A group of small theater owners in Germany is fighting back against U.S. movie studio Disney. The theater owners began a boycott against Disney films this last weekend with the new Avengers film, and are threatening to continue their boycott of Disney films if the entertainment giant doesn’t withdraw its plan to increase film rental fees.

German Theaters Continue Ban On Disney In Fee Dispute

Movie cinemas in 193 smaller cities and towns across Germany came together to organize the Disney boycott, and would not show The Avengers: Age of Ultron. The theater owners say they will extend the ban to all of Disney’s films if their demands aren’t met, and the 3D animated movie Tinkerbell: Legend of the Neverbeast, is due to open up at the end of this week (April 30th).

Details of German theater boycott of Disney

Small theater owners in Germany are upset about a new rate hike in the rental fee for Disney films, which has jacked the percentage of ticket sales the studio collects from 47.7% to 53%. The new fee structure makes Disney’s fees for smaller theaters match those paid by larger chains in Germany’s bigger cities.

The cinemas in small communities argue they don’t benefit much from marketing for films that is aimed at big cities, and have to spend more to compensate.

“We told Disney we were prepared to go as high as 50 percent but that’s the limit,” noted Karl-Heinz Meier, a spokesman for IG Nord, an organization that represents cinema owners in Northern Germany, said in a recent interview with the Hollywood Reporter. “We said for a 50 percent rate, we’d screen every Disney film.”

Of note, Disney also announced the rate hike a mere 12 days before the start of Avengers, meaning theater owners had almost no time to adapt to the changes. Meier said if Disney won’t compromise on the new terms, the theaters will continue to boycott all Disney films, including such upcoming hits such as Pixar’s Inside Out and Star Wars: The Force Awakens.

Disney sent a letter to the boycotting cinemas on Monday, April 27, saying there would be no change in their rental policy and that the new rate of 53% would stay in effect. Disney would not comment to THR for this story.

While Meier and other independent cinema owners hope to reach a deal with Disney, they are worried the studio’s rate hike could soon be copied by other Hollywood majors. If so, he says, Germany’s small town cinemas will continue to fight: “We are businessmen, we just want to run our business. But these conditions make it impossible.”

Rates should be going down

Also of note, AG Kino, an industry organization representing the interests of theater owners in Germany, argued that film rental fees should generally be going down rather than up, given that movie houses have had to spend a great deal on digital projection technology, a move that mainly benefits studio distributors who no longer have to pay for the delivery of many rolls of film all across the globe.
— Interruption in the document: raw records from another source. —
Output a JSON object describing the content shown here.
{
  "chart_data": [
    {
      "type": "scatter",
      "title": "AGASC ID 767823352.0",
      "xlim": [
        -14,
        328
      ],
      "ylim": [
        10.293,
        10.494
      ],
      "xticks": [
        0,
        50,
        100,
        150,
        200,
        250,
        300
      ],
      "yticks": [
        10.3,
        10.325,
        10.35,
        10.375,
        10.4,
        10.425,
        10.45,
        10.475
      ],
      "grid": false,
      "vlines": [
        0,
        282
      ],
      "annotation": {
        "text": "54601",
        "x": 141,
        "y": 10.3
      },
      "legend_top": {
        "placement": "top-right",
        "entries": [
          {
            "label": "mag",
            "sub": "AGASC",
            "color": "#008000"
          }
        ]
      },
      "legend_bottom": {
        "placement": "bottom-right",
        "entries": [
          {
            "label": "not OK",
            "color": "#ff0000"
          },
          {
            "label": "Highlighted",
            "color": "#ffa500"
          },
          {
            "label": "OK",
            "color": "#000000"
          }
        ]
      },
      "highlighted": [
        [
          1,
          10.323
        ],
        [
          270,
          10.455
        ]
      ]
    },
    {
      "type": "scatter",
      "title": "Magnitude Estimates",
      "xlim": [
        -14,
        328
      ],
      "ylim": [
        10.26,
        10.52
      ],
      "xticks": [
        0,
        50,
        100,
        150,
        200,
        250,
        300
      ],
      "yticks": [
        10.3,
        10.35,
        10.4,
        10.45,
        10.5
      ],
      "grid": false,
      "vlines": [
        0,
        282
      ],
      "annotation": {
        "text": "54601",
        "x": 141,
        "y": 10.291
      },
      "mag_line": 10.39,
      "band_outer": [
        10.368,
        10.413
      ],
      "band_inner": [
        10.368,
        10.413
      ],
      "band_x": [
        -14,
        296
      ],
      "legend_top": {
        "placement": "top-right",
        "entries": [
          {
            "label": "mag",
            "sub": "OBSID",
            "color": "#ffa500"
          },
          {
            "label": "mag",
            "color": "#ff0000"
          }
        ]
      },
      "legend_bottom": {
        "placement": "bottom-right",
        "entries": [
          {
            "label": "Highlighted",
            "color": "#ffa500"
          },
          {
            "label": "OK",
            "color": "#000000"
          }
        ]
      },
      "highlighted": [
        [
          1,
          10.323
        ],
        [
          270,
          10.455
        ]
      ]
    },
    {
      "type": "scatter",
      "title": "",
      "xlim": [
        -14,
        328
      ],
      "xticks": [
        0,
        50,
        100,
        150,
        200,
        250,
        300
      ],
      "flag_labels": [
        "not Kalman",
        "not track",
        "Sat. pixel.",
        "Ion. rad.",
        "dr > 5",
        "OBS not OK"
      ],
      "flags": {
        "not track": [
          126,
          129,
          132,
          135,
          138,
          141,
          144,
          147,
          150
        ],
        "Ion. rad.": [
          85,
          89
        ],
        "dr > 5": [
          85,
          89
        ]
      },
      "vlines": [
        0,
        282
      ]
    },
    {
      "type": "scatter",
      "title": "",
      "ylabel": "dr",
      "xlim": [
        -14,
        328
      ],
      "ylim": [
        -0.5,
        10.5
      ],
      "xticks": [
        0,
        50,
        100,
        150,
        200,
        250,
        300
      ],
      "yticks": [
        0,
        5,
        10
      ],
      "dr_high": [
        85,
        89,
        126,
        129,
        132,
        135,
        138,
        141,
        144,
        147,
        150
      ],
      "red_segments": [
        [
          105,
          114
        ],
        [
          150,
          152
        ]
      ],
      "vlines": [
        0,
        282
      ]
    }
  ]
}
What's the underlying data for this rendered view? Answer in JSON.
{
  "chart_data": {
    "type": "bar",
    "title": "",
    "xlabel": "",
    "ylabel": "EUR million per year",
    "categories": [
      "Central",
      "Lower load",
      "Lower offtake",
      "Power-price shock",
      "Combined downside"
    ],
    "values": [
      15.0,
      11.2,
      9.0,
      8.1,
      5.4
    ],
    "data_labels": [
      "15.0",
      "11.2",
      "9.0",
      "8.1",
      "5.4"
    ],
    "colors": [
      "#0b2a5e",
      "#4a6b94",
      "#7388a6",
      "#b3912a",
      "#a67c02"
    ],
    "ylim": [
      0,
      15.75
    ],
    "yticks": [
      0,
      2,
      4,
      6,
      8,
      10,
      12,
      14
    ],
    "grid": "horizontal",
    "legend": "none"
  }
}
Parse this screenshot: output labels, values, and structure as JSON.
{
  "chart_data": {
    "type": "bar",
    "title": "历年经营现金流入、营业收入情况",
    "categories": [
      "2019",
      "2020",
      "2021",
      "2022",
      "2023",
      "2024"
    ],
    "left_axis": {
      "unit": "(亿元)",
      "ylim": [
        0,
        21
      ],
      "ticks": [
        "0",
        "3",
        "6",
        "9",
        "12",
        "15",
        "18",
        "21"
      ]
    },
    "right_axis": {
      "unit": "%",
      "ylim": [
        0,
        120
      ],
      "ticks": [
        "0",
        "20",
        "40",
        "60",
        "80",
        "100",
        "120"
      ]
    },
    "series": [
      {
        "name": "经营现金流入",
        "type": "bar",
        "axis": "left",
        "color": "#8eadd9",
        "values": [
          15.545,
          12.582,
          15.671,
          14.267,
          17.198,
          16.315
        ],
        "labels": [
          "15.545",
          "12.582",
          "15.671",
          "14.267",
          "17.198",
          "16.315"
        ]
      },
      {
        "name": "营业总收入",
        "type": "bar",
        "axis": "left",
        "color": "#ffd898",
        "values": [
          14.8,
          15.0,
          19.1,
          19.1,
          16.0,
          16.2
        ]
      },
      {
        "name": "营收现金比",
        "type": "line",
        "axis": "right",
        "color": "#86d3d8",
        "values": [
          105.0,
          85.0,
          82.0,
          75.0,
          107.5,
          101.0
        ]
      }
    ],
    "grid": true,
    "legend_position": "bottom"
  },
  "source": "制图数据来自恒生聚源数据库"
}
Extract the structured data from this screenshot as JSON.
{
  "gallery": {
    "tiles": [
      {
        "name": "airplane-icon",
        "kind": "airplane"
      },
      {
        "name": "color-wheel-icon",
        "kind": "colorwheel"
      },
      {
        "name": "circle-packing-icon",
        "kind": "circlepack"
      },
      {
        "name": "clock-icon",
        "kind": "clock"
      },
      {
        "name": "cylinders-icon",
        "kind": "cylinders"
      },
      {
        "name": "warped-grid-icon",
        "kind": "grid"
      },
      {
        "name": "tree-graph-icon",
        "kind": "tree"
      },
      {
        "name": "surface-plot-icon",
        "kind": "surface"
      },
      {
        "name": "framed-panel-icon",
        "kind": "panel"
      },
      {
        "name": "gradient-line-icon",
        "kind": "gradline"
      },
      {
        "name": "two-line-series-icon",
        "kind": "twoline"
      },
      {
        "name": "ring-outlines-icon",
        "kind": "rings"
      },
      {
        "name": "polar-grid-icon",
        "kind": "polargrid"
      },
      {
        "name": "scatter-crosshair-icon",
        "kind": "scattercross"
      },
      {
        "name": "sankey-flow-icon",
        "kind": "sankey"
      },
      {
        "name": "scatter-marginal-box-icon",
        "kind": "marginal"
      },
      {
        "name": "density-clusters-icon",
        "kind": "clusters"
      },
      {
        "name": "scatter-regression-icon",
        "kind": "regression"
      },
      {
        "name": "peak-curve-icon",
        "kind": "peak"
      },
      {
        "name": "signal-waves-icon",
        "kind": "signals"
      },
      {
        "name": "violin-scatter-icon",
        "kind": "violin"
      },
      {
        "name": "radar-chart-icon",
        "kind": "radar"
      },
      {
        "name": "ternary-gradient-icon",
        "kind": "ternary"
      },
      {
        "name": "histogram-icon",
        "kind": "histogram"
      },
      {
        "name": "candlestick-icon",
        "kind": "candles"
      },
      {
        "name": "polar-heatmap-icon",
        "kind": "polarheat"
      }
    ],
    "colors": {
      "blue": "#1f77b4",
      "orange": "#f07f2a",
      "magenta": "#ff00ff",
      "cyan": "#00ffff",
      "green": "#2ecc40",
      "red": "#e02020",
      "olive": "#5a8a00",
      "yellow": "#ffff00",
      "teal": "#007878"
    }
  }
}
“Digitization has resulted in major savings for distributors, (savings) that have not yet been passed on to their partners, the cinemas,” AG Kino commented in a statement. “We are convinced film rental costs have to come down.”

Quantifying the financial impact

The financial impact of the German Disney boycott is not clear. The cinemas involved represent a total of 686 screens, however, apparently not all were planning to book The Avengers anyway. Cinemas from small towns, representing 187 screens across Germany, all of which promoted The Avengers: Age of Ultron in the run-up to last weekend, took part in the boycott

The Avengers: Age of Ultron ended up opening on over 840 screens in its first weekend in Germany, totaling $9.35 million (€8.6 million). Those totals represent the the best-ever start for a Marvel title in the Germany.

Disney launched the first Avengers film on 660 screens in Germany back in 2012, bringing in around €6.3 million on opening weekend. There were 708,000 tickets sold for Age of Ultron, relative to 560,000 for the first Avengers film, which ended up grossing over $30 million in Germany.

Earlier this month Fast & Furious 7 opened on 642 screens in Germany. Fifty Shades of Grey began with 739 screens. The Hobbit: The Battle of the Five Armies, had the biggest opening in the country in 2014, launching on 930 screens.

The tickets sold per screen for The Avengers: Age of Ultron was close to 1,500 for the past weekend, very strong for a widely release title.